The God of the Bible chose to be different and to live a different narrative with the world. God created all that is out of God’s great love (aka grace) and created humans so that they might learn to love God in return. Those humans that spend time listening to God become transformed by that relationship into persons of great holiness and wisdom. In our scriptures for today, the faces of Moses and Jesus change and radiate the glory of God. Jesus’ clothing begins to glow as well as he is transfigured – transformed into the Messiah in front of Peter, James and John. It would be reasonable to believe that both Moses and Jesus would want to stay in this close contact with God and continue to receive the blessings of such an encounter. Yet both knew that they had work to do in the world and that staying on the mountain top was not an option.

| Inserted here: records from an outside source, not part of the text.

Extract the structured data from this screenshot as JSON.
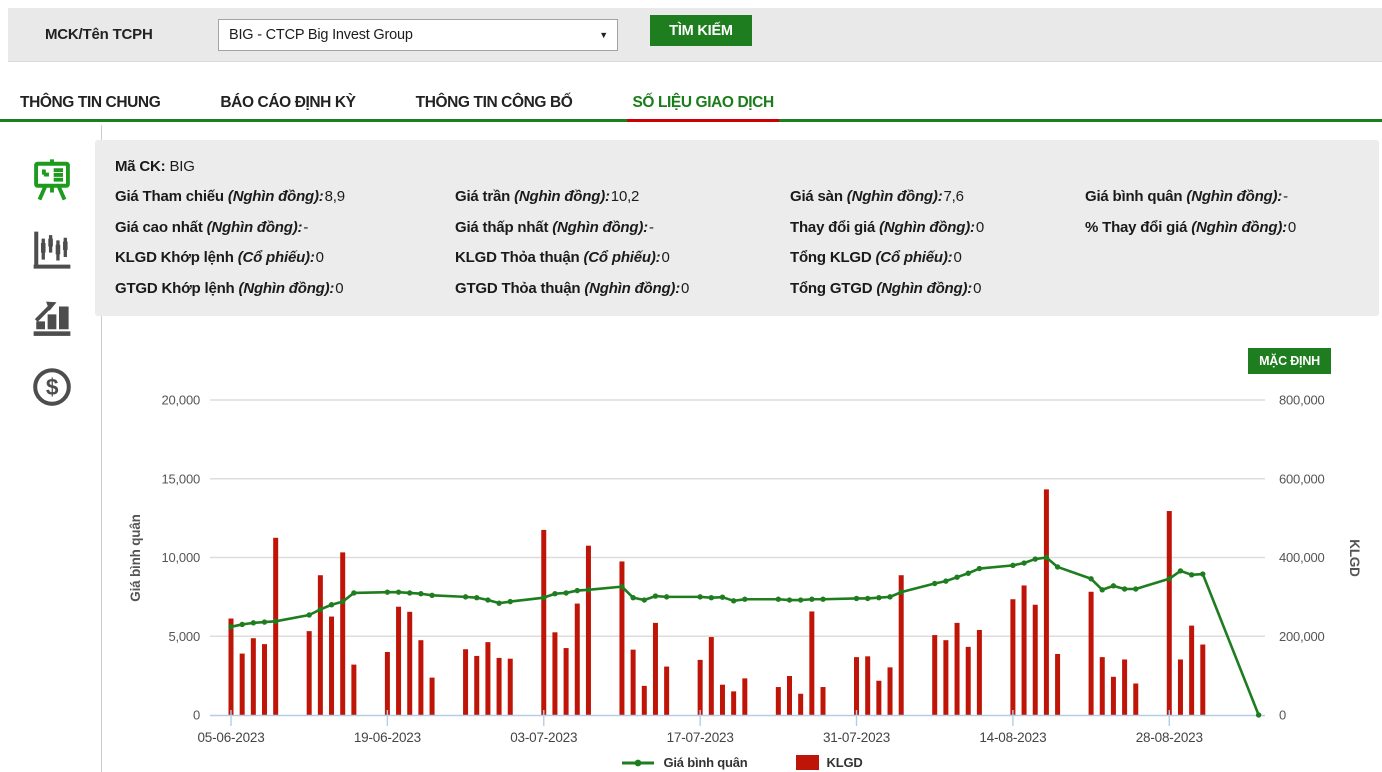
{
  "colors": {
    "accent_green": "#1e7d1e",
    "bar_red": "#bf1508",
    "active_tab_underline": "#cc0000",
    "axis_blue": "#b7cde2",
    "grid_gray": "#dddddd"
  },
  "search_bar": {
    "label": "MCK/Tên TCPH",
    "dropdown_value": "BIG - CTCP Big Invest Group",
    "search_button": "TÌM KIẾM"
  },
  "tabs": [
    {
      "label": "THÔNG TIN CHUNG",
      "active": false
    },
    {
      "label": "BÁO CÁO ĐỊNH KỲ",
      "active": false
    },
    {
      "label": "THÔNG TIN CÔNG BỐ",
      "active": false
    },
    {
      "label": "SỐ LIỆU GIAO DỊCH",
      "active": true
    }
  ],
  "sidebar": {
    "icons": [
      {
        "name": "presentation-board-icon",
        "active": true
      },
      {
        "name": "candlestick-chart-icon",
        "active": false
      },
      {
        "name": "bar-chart-growth-icon",
        "active": false
      },
      {
        "name": "dollar-coin-icon",
        "active": false
      }
    ]
  },
  "info_panel": {
    "ma_ck_label": "Mã CK:",
    "ma_ck_value": "BIG",
    "rows": [
      [
        {
          "label": "Giá Tham chiếu",
          "unit": "(Nghìn đồng):",
          "value": "8,9"
        },
        {
          "label": "Giá trần",
          "unit": "(Nghìn đồng):",
          "value": "10,2"
        },
        {
          "label": "Giá sàn",
          "unit": "(Nghìn đồng):",
          "value": "7,6"
        },
        {
          "label": "Giá bình quân",
          "unit": "(Nghìn đồng):",
          "value": "-"
        }
      ],
      [
        {
          "label": "Giá cao nhất",
          "unit": "(Nghìn đồng):",
          "value": "-"
        },
        {
          "label": "Giá thấp nhất",
          "unit": "(Nghìn đồng):",
          "value": "-"
        },
        {
          "label": "Thay đổi giá",
          "unit": "(Nghìn đồng):",
          "value": "0"
        },
        {
          "label": "% Thay đổi giá",
          "unit": "(Nghìn đồng):",
          "value": "0"
        }
      ],
      [
        {
          "label": "KLGD Khớp lệnh",
          "unit": "(Cổ phiếu):",
          "value": "0"
        },
        {
          "label": "KLGD Thỏa thuận",
          "unit": "(Cổ phiếu):",
          "value": "0"
        },
        {
          "label": "Tổng KLGD",
          "unit": "(Cổ phiếu):",
          "value": "0"
        }
      ],
      [
        {
          "label": "GTGD Khớp lệnh",
          "unit": "(Nghìn đồng):",
          "value": "0"
        },
        {
          "label": "GTGD Thỏa thuận",
          "unit": "(Nghìn đồng):",
          "value": "0"
        },
        {
          "label": "Tổng GTGD",
          "unit": "(Nghìn đồng):",
          "value": "0"
        }
      ]
    ]
  },
  "chart": {
    "default_button_label": "MẶC ĐỊNH"
  },
  "chart_data": {
    "type": "bar+line",
    "title": "",
    "x_unit": "calendar days from 05-06-2023 (weekend gaps, bars only on trading days)",
    "left_axis": {
      "label": "Giá bình quân",
      "range": [
        0,
        20000
      ],
      "tick_values": [
        0,
        5000,
        10000,
        15000,
        20000
      ],
      "tick_labels": [
        "0",
        "5,000",
        "10,000",
        "15,000",
        "20,000"
      ]
    },
    "right_axis": {
      "label": "KLGD",
      "range": [
        0,
        800000
      ],
      "tick_values": [
        0,
        200000,
        400000,
        600000,
        800000
      ],
      "tick_labels": [
        "0",
        "200,000",
        "400,000",
        "600,000",
        "800,000"
      ]
    },
    "x_ticks": [
      {
        "offset": 0,
        "label": "05-06-2023"
      },
      {
        "offset": 14,
        "label": "19-06-2023"
      },
      {
        "offset": 28,
        "label": "03-07-2023"
      },
      {
        "offset": 42,
        "label": "17-07-2023"
      },
      {
        "offset": 56,
        "label": "31-07-2023"
      },
      {
        "offset": 70,
        "label": "14-08-2023"
      },
      {
        "offset": 84,
        "label": "28-08-2023"
      }
    ],
    "legend": [
      {
        "label": "Giá bình quân",
        "type": "line",
        "color": "#1e7d1e"
      },
      {
        "label": "KLGD",
        "type": "bar",
        "color": "#bf1508"
      }
    ],
    "grid": true,
    "points": [
      {
        "date": "05-06-2023",
        "offset": 0,
        "klgd": 245000,
        "avg_price": 5600
      },
      {
        "date": "06-06-2023",
        "offset": 1,
        "klgd": 156000,
        "avg_price": 5750
      },
      {
        "date": "07-06-2023",
        "offset": 2,
        "klgd": 195000,
        "avg_price": 5850
      },
      {
        "date": "08-06-2023",
        "offset": 3,
        "klgd": 180000,
        "avg_price": 5900
      },
      {
        "date": "09-06-2023",
        "offset": 4,
        "klgd": 450000,
        "avg_price": 5950
      },
      {
        "date": "12-06-2023",
        "offset": 7,
        "klgd": 213000,
        "avg_price": 6350
      },
      {
        "date": "13-06-2023",
        "offset": 8,
        "klgd": 355000,
        "avg_price": 6700
      },
      {
        "date": "14-06-2023",
        "offset": 9,
        "klgd": 250000,
        "avg_price": 7000
      },
      {
        "date": "15-06-2023",
        "offset": 10,
        "klgd": 413000,
        "avg_price": 7200
      },
      {
        "date": "16-06-2023",
        "offset": 11,
        "klgd": 128000,
        "avg_price": 7750
      },
      {
        "date": "19-06-2023",
        "offset": 14,
        "klgd": 160000,
        "avg_price": 7800
      },
      {
        "date": "20-06-2023",
        "offset": 15,
        "klgd": 275000,
        "avg_price": 7800
      },
      {
        "date": "21-06-2023",
        "offset": 16,
        "klgd": 262000,
        "avg_price": 7750
      },
      {
        "date": "22-06-2023",
        "offset": 17,
        "klgd": 190000,
        "avg_price": 7700
      },
      {
        "date": "23-06-2023",
        "offset": 18,
        "klgd": 95000,
        "avg_price": 7600
      },
      {
        "date": "26-06-2023",
        "offset": 21,
        "klgd": 167000,
        "avg_price": 7500
      },
      {
        "date": "27-06-2023",
        "offset": 22,
        "klgd": 150000,
        "avg_price": 7450
      },
      {
        "date": "28-06-2023",
        "offset": 23,
        "klgd": 185000,
        "avg_price": 7300
      },
      {
        "date": "29-06-2023",
        "offset": 24,
        "klgd": 145000,
        "avg_price": 7100
      },
      {
        "date": "30-06-2023",
        "offset": 25,
        "klgd": 143000,
        "avg_price": 7200
      },
      {
        "date": "03-07-2023",
        "offset": 28,
        "klgd": 470000,
        "avg_price": 7450
      },
      {
        "date": "04-07-2023",
        "offset": 29,
        "klgd": 210000,
        "avg_price": 7700
      },
      {
        "date": "05-07-2023",
        "offset": 30,
        "klgd": 170000,
        "avg_price": 7750
      },
      {
        "date": "06-07-2023",
        "offset": 31,
        "klgd": 283000,
        "avg_price": 7900
      },
      {
        "date": "07-07-2023",
        "offset": 32,
        "klgd": 430000,
        "avg_price": 7950
      },
      {
        "date": "10-07-2023",
        "offset": 35,
        "klgd": 390000,
        "avg_price": 8150
      },
      {
        "date": "11-07-2023",
        "offset": 36,
        "klgd": 166000,
        "avg_price": 7450
      },
      {
        "date": "12-07-2023",
        "offset": 37,
        "klgd": 74000,
        "avg_price": 7300
      },
      {
        "date": "13-07-2023",
        "offset": 38,
        "klgd": 234000,
        "avg_price": 7550
      },
      {
        "date": "14-07-2023",
        "offset": 39,
        "klgd": 123000,
        "avg_price": 7500
      },
      {
        "date": "17-07-2023",
        "offset": 42,
        "klgd": 140000,
        "avg_price": 7500
      },
      {
        "date": "18-07-2023",
        "offset": 43,
        "klgd": 198000,
        "avg_price": 7450
      },
      {
        "date": "19-07-2023",
        "offset": 44,
        "klgd": 77000,
        "avg_price": 7480
      },
      {
        "date": "20-07-2023",
        "offset": 45,
        "klgd": 60000,
        "avg_price": 7250
      },
      {
        "date": "21-07-2023",
        "offset": 46,
        "klgd": 93000,
        "avg_price": 7350
      },
      {
        "date": "24-07-2023",
        "offset": 49,
        "klgd": 71000,
        "avg_price": 7350
      },
      {
        "date": "25-07-2023",
        "offset": 50,
        "klgd": 99000,
        "avg_price": 7300
      },
      {
        "date": "26-07-2023",
        "offset": 51,
        "klgd": 54000,
        "avg_price": 7300
      },
      {
        "date": "27-07-2023",
        "offset": 52,
        "klgd": 263000,
        "avg_price": 7350
      },
      {
        "date": "28-07-2023",
        "offset": 53,
        "klgd": 71000,
        "avg_price": 7350
      },
      {
        "date": "31-07-2023",
        "offset": 56,
        "klgd": 147000,
        "avg_price": 7400
      },
      {
        "date": "01-08-2023",
        "offset": 57,
        "klgd": 149000,
        "avg_price": 7400
      },
      {
        "date": "02-08-2023",
        "offset": 58,
        "klgd": 87000,
        "avg_price": 7450
      },
      {
        "date": "03-08-2023",
        "offset": 59,
        "klgd": 121000,
        "avg_price": 7500
      },
      {
        "date": "04-08-2023",
        "offset": 60,
        "klgd": 355000,
        "avg_price": 7800
      },
      {
        "date": "07-08-2023",
        "offset": 63,
        "klgd": 203000,
        "avg_price": 8350
      },
      {
        "date": "08-08-2023",
        "offset": 64,
        "klgd": 190000,
        "avg_price": 8500
      },
      {
        "date": "09-08-2023",
        "offset": 65,
        "klgd": 234000,
        "avg_price": 8750
      },
      {
        "date": "10-08-2023",
        "offset": 66,
        "klgd": 173000,
        "avg_price": 9000
      },
      {
        "date": "11-08-2023",
        "offset": 67,
        "klgd": 216000,
        "avg_price": 9300
      },
      {
        "date": "14-08-2023",
        "offset": 70,
        "klgd": 294000,
        "avg_price": 9500
      },
      {
        "date": "15-08-2023",
        "offset": 71,
        "klgd": 329000,
        "avg_price": 9650
      },
      {
        "date": "16-08-2023",
        "offset": 72,
        "klgd": 280000,
        "avg_price": 9900
      },
      {
        "date": "17-08-2023",
        "offset": 73,
        "klgd": 573000,
        "avg_price": 10000
      },
      {
        "date": "18-08-2023",
        "offset": 74,
        "klgd": 155000,
        "avg_price": 9400
      },
      {
        "date": "21-08-2023",
        "offset": 77,
        "klgd": 313000,
        "avg_price": 8650
      },
      {
        "date": "22-08-2023",
        "offset": 78,
        "klgd": 147000,
        "avg_price": 7950
      },
      {
        "date": "23-08-2023",
        "offset": 79,
        "klgd": 97000,
        "avg_price": 8200
      },
      {
        "date": "24-08-2023",
        "offset": 80,
        "klgd": 141000,
        "avg_price": 8000
      },
      {
        "date": "25-08-2023",
        "offset": 81,
        "klgd": 80000,
        "avg_price": 8000
      },
      {
        "date": "28-08-2023",
        "offset": 84,
        "klgd": 518000,
        "avg_price": 8650
      },
      {
        "date": "29-08-2023",
        "offset": 85,
        "klgd": 141000,
        "avg_price": 9150
      },
      {
        "date": "30-08-2023",
        "offset": 86,
        "klgd": 227000,
        "avg_price": 8900
      },
      {
        "date": "31-08-2023",
        "offset": 87,
        "klgd": 179000,
        "avg_price": 8950
      },
      {
        "date": "05-09-2023",
        "offset": 92,
        "klgd": null,
        "avg_price": 0
      }
    ]
  }
}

The relationship that both developed with God is available to us. This is what the Apostle Paul is telling the believers in Corinth. Later in the fourth chapter Paul writes, “…For it is the God who said, ‘Let light shine out of darkness,’ who has shone in our hearts to give the light of the knowledge of the glory of God in the face of Jesus Christ. But we have this treasure in clay jars, so that it may be made clear that this extraordinary power belongs to God and does not come from us. We are afflicted in every way, but not crushed; perplexed, but not driven to despair; persecuted, but not forsaken; struck down, but not destroyed; always carrying in the body the death of Jesus, so that the life of Jesus may also be made visible in our bodies….”

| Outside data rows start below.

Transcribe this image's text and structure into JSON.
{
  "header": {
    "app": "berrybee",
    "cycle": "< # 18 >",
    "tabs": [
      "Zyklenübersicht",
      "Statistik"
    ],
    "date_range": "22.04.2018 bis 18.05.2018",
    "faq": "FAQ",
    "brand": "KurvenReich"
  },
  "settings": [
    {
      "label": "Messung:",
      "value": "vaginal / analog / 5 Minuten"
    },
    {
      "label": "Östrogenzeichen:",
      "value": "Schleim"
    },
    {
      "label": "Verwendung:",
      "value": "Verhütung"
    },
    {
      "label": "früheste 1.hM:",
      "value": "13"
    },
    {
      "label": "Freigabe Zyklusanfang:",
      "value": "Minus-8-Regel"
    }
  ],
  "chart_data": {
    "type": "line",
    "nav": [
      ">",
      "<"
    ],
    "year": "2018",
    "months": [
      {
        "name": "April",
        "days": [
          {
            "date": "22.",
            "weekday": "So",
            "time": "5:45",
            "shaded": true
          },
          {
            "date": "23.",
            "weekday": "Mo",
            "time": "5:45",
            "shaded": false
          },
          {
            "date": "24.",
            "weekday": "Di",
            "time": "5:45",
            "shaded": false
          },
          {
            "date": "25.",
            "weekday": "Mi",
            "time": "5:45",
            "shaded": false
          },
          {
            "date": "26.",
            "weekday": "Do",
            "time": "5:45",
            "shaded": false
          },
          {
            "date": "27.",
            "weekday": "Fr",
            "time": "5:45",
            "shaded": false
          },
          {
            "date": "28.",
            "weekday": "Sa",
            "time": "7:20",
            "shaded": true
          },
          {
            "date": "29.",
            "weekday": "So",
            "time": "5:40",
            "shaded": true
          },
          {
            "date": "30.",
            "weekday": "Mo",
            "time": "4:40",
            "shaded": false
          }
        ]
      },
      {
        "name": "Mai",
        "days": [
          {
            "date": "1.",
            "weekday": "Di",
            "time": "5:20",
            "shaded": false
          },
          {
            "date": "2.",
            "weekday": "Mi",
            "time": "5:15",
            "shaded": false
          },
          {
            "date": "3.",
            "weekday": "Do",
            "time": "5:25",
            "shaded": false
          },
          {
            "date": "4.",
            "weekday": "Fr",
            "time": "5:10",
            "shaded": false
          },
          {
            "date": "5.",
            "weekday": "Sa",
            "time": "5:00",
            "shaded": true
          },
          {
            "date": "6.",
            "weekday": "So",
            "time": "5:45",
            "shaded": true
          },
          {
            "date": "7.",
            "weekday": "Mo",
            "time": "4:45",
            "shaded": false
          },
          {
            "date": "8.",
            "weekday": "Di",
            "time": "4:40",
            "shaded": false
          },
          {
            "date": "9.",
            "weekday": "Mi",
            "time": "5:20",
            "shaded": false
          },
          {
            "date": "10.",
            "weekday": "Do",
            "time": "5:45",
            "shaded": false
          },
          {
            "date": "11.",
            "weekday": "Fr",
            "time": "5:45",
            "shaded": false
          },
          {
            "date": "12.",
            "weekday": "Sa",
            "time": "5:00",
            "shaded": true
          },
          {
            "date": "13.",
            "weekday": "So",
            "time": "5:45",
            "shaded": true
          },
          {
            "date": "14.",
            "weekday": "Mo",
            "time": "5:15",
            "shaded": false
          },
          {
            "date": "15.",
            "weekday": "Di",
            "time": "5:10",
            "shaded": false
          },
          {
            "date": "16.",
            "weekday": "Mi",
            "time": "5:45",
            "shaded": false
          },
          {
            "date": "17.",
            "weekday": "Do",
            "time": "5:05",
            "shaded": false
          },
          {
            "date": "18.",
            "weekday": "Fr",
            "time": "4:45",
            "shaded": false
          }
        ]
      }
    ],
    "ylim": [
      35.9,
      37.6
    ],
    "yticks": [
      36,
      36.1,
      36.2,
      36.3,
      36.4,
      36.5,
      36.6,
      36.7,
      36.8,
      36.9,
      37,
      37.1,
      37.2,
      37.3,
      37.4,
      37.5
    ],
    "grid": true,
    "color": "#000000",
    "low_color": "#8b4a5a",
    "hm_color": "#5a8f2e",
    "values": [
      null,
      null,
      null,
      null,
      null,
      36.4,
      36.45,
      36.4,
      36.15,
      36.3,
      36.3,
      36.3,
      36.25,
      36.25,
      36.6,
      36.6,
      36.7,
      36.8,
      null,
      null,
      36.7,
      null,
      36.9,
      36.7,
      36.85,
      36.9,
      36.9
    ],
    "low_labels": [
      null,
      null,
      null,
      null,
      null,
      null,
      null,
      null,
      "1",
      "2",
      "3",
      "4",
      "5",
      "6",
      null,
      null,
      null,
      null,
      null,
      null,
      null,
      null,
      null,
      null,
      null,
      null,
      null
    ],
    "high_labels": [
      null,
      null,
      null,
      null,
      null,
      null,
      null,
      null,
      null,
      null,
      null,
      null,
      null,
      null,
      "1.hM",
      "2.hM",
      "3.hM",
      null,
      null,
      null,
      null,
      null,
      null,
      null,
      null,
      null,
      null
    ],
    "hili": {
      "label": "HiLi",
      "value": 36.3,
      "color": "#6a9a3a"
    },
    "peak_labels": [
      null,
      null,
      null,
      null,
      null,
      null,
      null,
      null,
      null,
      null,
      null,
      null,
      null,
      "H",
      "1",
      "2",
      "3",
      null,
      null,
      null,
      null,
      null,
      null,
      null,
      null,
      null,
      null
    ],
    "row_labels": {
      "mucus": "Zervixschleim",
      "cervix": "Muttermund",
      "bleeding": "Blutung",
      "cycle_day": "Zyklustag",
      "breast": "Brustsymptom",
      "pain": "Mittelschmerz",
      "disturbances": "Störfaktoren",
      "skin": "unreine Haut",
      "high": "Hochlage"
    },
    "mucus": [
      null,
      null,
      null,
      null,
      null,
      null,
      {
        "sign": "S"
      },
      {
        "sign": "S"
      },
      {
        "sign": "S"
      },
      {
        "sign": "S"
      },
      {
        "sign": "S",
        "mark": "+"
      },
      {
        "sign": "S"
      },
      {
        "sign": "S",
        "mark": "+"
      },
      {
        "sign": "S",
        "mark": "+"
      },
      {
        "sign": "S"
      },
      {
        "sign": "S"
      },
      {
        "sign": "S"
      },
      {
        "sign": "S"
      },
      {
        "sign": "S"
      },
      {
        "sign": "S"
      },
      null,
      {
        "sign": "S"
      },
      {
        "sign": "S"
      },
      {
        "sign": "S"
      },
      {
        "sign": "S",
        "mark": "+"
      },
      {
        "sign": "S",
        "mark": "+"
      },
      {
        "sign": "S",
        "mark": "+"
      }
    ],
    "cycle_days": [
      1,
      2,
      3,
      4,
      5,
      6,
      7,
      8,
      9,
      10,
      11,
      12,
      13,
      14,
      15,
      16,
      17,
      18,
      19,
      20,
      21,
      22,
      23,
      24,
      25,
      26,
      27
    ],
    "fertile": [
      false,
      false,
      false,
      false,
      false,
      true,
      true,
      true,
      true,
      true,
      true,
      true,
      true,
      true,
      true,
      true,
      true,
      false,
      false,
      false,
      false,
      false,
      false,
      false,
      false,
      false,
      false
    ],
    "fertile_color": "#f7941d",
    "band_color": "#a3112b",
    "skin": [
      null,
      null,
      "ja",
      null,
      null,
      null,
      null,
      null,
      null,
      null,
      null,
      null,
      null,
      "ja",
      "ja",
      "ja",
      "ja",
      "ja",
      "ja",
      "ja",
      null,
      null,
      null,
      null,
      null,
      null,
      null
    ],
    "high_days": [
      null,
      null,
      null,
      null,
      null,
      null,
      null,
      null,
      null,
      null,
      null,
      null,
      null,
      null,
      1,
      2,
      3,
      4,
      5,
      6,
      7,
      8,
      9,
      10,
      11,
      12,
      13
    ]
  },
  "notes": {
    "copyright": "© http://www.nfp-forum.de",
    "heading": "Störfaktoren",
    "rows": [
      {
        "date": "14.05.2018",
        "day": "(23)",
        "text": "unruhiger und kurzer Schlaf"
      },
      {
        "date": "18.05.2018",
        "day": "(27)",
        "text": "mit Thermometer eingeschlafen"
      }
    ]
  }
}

God, Jesus and the Holy Spirit are absolutely awesome, transcendent and holy, but they are also immanent and available to us through our devotion to prayer, biblical study, worship, sharing in Holy Communion, and by actively engaging with what we hear. In response to Peter’s plan, God told Peter to listen to Jesus – and that’s what God is saying to our plans as well! God didn’t intend for Jesus to be made into an idol on a mountain top in ancient Palestine. God said emphatically to Peter and to all of us that the reason God became human in Jesus was to be in relationship with us, so that we might finally listen to what God had been trying to say throughout the Bible. That message is that God wants us to experience the glory of living in the kingdom of God while we are alive. We can do that by listening to Jesus and living our lives such that “the life of Jesus may also be made visible in our bodies”. I am convinced that if we listen to the Christ and follow what we hear, we will all glow with the glory of God. That transformation will result in us putting away our irrelevant squabbles about biblical interpretation and taking on working toward the glory of the kingdom of God here on earth. Brothers and sisters in Christ…we have a lot of work to do. Amen!!